The discovery was made by a group of Vancouver investigators and trainees based at the Child & Family Research Institute at BC Children’s Hospital, the University of British Columbia, and the Providence Heart + Lung Institute at St. Paul’s Hospital. The research was published online last week in The Journal of Immunology.
For the study, researchers compared the immune response of normal lung cells with that of CF lung cells after exposing both types of cells to bacteria in the lab. In healthy cells, exposure to bacteria triggers the cell to secrete special molecules that attract immune cells to fight the infection. In CF lung cells, the researchers discovered that a series of molecular events called the unfolded protein response is more highly activated.

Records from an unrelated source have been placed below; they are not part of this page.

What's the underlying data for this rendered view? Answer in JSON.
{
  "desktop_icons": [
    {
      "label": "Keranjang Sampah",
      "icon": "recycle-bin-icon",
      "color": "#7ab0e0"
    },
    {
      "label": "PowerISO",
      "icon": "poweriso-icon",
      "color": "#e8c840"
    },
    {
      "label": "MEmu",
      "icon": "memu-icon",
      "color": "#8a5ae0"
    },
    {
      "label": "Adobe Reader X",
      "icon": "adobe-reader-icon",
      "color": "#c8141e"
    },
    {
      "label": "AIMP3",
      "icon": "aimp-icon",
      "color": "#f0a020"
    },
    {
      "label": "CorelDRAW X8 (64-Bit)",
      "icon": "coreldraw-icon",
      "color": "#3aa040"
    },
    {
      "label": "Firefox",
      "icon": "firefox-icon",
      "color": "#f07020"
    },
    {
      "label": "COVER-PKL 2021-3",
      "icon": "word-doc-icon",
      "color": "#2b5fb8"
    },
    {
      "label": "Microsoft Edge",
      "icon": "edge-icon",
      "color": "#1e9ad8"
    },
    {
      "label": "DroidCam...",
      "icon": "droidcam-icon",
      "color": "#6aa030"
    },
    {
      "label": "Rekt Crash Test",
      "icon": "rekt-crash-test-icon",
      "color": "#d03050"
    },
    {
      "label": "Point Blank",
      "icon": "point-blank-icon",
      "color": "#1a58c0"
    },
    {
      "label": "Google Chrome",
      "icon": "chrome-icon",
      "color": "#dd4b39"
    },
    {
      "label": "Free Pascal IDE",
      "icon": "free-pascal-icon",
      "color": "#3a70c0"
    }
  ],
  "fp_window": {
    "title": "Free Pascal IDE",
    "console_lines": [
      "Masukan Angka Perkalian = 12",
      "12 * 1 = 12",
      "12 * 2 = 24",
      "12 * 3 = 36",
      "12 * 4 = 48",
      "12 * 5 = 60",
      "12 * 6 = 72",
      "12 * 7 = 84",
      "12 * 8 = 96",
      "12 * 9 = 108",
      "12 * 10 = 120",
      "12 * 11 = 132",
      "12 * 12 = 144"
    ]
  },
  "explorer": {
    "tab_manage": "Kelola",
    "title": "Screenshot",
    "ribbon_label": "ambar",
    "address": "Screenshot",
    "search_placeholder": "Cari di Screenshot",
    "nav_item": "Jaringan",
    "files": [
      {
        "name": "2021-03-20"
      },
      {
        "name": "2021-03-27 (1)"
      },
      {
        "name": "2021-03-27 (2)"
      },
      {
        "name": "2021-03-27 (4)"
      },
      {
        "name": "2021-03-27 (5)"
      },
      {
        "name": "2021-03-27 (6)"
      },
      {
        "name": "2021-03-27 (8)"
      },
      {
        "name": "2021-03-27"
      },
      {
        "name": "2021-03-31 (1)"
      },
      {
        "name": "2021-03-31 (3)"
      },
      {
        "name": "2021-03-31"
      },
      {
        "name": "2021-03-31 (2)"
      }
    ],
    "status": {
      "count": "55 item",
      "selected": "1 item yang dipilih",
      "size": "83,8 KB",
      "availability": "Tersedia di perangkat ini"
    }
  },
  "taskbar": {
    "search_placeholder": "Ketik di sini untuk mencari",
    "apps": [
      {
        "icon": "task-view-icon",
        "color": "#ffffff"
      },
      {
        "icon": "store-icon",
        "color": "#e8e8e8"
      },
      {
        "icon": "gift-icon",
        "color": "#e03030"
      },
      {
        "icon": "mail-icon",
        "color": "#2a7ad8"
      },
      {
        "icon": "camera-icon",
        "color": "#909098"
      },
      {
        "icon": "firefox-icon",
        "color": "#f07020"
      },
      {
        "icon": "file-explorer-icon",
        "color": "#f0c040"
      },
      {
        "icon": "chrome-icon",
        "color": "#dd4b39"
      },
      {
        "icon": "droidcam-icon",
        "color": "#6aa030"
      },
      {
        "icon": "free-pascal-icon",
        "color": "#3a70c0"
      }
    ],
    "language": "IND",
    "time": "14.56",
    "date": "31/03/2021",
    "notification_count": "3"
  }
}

It causes the CF lung cells to secrete more molecules that attract an excessive amount of immune cells, which leads to increased inflammation. They also found that treating the CF cells with a special chemical normalized the unfolded protein response and stabilized the cells’ immune response.
The researchers are planning further study to validate these findings in a larger number of lung cell samples from people with CF.
The study can be viewed at www.jimmunol.org.